Diese Hilfe bräuchten viele, sagt Usmanova. So sei es zum Beispiel manchmal notwendig, dass eine Begleitung dabei ist. Etwa, wenn eine Transperson zu einem Arzt muss, bei dem man sich nicht sicher ist, ob er transfeindlich gesinnt ist. Auch bürokratische Hilfe sei gefragt: "Für trans Leute in der Ankunftsstelle in Tegel besorgen wir entsprechende Papiere, sodass zum Beispiel eine Transfrau nicht in einem Raum mit acht Cis-Männern schlafen muss."

Ihre Heimat liegt an der Front
In ihrer Heimatstadt Cherson leitete Usmanova zehn Jahre lang eine queer-feministische Organisation. Die Stadt fiel 2022 wenige Tage nach Kriegsbeginn unter russische Kontrolle. Ihr gelang kurz davor die Flucht. Während der russischen Besatzung arbeitete die Organisation in Cherson trotzdem weiter – damit waren viele Risiken verbunden. "Ein offen schwules Organisationsmitglied hat zwei Monate in einem Keller verbracht und wurde gefoltert", sagt Usmanova.
Cherson wurde von der ukrainischen Armee zurückerobert, liegt aber nun direkt an der Front. Immer wieder wird die Stadt von russischen Bomben getroffen. Usmanova besitzt dort ein haus mit Garten. Ein sicherer Ort, an den sie zurückkehren würde, ist es für sie nicht. Auch nicht, wenn der Krieg eingefroren wird. "Wenn sie eine Stadt bleibt, in der jederzeit ein Krieg wieder aufbrechen könnte, dann sehe ich es als großes Risiko für mein Leben."
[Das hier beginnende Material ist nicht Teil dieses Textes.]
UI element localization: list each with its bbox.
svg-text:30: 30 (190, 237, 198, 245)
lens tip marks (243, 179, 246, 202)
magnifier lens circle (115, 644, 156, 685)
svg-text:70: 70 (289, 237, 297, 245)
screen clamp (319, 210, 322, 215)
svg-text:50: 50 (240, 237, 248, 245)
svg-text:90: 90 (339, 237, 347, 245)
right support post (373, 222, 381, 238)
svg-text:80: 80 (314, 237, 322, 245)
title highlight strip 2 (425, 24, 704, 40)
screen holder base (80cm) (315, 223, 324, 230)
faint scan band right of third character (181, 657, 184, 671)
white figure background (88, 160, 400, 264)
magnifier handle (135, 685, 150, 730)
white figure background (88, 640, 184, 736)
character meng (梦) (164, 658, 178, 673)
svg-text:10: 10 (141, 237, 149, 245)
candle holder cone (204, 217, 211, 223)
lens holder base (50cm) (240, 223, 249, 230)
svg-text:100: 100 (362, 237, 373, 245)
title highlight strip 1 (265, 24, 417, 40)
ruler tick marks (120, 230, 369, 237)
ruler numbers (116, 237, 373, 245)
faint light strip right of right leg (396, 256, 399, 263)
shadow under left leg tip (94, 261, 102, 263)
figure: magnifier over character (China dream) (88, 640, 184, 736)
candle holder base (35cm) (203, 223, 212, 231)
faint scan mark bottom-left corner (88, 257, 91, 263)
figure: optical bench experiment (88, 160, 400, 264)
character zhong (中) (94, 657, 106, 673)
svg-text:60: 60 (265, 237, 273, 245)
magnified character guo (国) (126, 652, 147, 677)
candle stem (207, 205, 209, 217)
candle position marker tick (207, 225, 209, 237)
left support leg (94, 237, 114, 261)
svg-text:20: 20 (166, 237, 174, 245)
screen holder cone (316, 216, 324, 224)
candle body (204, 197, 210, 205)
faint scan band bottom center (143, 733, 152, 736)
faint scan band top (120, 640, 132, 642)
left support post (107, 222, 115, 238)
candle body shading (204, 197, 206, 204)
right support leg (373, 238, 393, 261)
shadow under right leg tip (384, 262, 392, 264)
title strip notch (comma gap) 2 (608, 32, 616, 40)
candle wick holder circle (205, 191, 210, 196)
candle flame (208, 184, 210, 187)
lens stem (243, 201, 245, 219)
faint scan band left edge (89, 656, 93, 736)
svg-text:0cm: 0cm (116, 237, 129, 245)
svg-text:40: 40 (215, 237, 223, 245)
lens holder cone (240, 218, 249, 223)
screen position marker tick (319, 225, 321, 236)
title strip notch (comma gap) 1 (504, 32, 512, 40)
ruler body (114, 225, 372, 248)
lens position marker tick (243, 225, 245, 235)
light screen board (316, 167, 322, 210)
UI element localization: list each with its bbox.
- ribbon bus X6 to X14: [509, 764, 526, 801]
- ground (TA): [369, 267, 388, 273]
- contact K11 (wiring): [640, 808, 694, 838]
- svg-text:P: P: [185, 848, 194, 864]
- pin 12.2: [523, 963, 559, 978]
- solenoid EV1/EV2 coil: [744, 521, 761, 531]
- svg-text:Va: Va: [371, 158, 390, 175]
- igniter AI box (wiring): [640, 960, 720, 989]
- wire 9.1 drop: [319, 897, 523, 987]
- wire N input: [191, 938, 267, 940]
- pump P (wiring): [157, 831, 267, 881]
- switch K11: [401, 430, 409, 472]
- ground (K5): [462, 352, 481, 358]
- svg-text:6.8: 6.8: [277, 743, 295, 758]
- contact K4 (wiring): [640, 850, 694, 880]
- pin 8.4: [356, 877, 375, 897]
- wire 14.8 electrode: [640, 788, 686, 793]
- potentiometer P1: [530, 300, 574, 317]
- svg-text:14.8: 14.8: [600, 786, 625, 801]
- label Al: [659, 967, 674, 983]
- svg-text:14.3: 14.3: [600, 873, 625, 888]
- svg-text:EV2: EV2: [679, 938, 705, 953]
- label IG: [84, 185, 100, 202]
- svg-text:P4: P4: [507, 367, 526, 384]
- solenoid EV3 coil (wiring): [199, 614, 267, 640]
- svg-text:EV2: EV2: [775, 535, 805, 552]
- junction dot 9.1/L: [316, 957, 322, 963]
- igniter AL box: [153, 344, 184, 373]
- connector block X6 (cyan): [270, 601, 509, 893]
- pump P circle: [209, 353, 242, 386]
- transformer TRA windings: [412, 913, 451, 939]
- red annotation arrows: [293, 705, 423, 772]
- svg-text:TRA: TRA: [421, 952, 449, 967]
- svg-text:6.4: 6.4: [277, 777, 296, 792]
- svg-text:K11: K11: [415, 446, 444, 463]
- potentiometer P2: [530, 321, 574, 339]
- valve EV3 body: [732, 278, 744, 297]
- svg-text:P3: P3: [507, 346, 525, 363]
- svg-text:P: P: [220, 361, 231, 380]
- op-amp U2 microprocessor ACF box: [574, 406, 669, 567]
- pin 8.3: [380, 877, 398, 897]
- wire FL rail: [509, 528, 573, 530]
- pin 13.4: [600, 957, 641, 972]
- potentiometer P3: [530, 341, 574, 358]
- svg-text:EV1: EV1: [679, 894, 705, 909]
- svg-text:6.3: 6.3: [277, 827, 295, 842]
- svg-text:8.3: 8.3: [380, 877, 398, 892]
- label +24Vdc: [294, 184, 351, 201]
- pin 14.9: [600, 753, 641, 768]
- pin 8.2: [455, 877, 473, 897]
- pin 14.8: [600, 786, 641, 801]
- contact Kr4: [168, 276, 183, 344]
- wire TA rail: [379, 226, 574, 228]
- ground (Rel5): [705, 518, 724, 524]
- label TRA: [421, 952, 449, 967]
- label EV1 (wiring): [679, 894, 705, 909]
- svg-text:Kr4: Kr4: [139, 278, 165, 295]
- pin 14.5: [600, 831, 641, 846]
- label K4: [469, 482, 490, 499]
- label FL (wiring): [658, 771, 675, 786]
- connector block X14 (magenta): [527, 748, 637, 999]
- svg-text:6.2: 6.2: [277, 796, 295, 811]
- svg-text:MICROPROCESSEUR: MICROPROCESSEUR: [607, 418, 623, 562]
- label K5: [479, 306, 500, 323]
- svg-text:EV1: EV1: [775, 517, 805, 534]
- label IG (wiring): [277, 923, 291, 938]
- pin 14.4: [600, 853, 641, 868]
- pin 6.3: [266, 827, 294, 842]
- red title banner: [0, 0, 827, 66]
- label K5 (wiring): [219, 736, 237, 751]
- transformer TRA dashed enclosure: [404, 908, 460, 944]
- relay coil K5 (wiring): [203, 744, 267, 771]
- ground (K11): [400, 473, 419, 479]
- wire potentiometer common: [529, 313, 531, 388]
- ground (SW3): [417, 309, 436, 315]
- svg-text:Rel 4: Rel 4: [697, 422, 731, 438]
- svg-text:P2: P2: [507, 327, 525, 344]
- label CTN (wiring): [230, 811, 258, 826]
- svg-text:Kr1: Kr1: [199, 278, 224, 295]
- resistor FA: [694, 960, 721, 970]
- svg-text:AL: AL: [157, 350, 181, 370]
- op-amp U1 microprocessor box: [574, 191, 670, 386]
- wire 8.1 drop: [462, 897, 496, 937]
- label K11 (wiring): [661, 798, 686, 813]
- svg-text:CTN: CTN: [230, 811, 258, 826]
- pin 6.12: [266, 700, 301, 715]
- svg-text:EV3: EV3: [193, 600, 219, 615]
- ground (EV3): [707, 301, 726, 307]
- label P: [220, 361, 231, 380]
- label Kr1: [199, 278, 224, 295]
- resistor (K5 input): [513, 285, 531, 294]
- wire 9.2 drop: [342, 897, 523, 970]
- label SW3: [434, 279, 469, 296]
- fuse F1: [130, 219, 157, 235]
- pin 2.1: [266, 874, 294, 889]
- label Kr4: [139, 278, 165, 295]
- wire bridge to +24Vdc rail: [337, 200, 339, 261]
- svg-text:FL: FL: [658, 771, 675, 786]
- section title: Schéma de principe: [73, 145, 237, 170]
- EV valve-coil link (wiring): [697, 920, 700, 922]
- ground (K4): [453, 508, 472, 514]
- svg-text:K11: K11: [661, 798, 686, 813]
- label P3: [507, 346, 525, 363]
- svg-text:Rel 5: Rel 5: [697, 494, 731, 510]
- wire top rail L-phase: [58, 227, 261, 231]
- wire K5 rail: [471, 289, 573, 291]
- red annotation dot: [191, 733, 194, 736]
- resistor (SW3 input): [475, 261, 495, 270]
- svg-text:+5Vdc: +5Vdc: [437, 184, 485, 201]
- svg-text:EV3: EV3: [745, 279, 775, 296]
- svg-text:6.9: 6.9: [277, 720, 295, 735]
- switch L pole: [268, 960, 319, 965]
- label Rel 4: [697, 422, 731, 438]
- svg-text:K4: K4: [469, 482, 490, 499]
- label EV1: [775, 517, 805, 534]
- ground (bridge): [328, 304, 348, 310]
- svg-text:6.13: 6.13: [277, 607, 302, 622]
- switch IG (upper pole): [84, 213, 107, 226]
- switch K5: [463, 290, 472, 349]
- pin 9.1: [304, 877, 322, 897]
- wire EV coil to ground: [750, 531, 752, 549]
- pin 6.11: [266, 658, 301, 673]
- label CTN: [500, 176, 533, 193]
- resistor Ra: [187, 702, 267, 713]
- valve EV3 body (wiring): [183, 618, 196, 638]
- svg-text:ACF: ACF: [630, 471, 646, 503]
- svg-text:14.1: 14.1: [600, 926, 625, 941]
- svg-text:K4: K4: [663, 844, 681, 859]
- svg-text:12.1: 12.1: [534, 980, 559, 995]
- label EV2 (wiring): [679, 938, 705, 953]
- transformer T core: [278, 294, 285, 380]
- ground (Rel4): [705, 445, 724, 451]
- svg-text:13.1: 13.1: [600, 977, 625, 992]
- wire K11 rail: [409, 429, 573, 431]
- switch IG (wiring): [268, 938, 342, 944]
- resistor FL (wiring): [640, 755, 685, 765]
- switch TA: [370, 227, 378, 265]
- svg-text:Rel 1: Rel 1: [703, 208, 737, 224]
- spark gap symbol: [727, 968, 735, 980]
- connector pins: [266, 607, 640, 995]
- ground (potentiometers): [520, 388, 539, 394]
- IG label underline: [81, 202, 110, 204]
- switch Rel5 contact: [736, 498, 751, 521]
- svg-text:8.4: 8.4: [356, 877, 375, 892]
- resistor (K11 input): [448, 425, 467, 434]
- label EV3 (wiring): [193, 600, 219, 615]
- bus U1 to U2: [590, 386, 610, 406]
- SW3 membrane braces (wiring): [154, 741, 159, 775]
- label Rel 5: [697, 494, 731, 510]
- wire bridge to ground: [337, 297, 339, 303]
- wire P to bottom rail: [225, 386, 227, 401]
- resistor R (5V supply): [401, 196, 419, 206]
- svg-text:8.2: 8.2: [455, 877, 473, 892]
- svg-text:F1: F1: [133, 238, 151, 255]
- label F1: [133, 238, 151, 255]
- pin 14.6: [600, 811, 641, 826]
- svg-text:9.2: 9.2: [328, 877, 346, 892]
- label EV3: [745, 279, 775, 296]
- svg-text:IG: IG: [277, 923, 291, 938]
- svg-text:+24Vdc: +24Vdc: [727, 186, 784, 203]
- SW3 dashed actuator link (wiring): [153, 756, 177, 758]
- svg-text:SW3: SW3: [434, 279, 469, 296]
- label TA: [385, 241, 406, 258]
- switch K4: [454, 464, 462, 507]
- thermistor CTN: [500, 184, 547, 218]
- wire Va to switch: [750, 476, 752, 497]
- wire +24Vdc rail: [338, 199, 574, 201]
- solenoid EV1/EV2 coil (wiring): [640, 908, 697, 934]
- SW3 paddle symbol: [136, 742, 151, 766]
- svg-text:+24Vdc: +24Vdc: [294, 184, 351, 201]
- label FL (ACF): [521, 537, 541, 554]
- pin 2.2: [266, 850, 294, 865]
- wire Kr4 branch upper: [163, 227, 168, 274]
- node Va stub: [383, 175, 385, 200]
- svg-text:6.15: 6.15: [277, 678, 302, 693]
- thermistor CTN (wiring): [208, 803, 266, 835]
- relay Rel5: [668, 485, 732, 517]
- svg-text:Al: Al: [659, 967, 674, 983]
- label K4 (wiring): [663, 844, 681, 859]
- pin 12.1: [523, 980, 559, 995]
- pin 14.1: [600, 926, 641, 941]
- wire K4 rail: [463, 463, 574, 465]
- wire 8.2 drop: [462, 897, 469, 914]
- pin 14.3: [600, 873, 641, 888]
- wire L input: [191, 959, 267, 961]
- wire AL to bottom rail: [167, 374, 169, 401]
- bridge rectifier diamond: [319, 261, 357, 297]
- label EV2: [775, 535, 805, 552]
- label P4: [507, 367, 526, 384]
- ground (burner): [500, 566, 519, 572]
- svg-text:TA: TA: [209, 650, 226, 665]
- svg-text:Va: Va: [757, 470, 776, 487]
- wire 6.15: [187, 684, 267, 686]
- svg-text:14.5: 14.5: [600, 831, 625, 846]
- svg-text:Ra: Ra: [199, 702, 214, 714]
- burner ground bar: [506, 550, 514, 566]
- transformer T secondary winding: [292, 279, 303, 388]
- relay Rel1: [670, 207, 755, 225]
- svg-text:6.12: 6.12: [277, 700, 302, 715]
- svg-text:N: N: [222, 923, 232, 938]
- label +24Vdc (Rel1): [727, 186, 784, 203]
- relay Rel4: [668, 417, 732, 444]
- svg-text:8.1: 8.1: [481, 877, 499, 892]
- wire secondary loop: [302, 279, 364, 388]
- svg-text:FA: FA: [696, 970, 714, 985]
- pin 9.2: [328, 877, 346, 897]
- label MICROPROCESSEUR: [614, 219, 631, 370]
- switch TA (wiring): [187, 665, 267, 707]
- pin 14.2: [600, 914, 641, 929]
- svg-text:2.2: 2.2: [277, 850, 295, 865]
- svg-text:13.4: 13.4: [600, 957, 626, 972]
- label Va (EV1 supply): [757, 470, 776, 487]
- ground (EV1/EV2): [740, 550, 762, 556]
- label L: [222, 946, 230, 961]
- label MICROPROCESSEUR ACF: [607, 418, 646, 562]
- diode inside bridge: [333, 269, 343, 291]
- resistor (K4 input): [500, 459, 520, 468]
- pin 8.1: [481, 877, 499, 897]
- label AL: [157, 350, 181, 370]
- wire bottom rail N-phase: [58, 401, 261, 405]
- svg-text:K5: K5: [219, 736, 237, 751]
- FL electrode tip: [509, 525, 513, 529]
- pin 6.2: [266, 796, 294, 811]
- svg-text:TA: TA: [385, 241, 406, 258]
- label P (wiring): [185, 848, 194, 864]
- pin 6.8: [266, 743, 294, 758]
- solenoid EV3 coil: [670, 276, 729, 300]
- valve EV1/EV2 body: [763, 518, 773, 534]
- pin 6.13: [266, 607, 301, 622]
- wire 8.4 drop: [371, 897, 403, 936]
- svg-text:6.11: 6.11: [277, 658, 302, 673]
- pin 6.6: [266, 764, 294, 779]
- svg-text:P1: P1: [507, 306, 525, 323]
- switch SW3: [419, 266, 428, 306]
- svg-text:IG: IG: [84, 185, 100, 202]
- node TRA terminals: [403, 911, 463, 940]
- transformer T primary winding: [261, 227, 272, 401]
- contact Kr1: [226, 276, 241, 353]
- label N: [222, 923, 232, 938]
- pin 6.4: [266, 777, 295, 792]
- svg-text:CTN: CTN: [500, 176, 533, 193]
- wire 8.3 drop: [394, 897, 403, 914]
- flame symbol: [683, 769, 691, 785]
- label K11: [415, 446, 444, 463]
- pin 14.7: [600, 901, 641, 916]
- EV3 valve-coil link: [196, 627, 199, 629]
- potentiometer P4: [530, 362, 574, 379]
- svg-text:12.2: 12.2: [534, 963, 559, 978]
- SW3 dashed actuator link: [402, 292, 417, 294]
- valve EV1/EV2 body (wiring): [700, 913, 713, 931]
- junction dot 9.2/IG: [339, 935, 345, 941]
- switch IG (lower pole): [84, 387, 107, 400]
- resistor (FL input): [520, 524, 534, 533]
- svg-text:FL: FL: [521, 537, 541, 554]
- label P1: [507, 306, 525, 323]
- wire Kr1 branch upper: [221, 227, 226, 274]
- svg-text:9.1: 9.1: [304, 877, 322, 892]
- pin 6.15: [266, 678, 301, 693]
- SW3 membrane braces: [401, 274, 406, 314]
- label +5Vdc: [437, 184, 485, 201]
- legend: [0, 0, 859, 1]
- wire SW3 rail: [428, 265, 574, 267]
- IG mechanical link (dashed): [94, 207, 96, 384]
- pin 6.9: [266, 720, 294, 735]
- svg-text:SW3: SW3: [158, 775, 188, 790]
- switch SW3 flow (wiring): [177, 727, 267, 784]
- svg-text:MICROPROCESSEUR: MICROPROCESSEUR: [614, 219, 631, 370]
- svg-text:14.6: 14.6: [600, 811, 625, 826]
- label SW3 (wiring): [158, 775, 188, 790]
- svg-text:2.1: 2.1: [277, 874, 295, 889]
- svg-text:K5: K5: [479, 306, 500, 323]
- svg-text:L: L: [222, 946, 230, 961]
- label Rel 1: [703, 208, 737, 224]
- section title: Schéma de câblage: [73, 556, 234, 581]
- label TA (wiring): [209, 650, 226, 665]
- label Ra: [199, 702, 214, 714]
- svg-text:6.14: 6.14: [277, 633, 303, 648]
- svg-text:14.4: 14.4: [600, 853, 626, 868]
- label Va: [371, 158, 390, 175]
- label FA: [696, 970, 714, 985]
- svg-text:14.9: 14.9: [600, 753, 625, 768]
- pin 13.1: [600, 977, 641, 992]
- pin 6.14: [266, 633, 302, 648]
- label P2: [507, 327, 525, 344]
Soziales Engagement sei ihr Widerstand
In Frankfurt lebt sie mit ihrem Kind und mit zwei trans Menschen. "Meine Familie", sagt sie. Die Stadt an der Oder gefalle ihr besser als Berlin: "Sie ist ruhig und sauber. Frankfurt erinnert mich an Cherson, die auch keine große Stadt war. Das Einzige, was mir hier nicht gefällt, sind die Märsche mit AfD-Flaggen, wo aufgerufen wird, die Hilfe für die Ukraine zu streichen. Aber ich muss damit leben."
Motivation für ihre ehrenamtliche Arbeit finde sie drei Jahre nach Kriegsbeginn vor allem in ihrer Familie, sagt Usmanova, aber auch in der queeren Community, in der viele junge Menschen auf ein besseres Leben hoffen würden. "Wenn in der Welt gerade viel Schlimmes passiert, dann ist das meine Form des Widerstands: Ich tue etwas Gutes."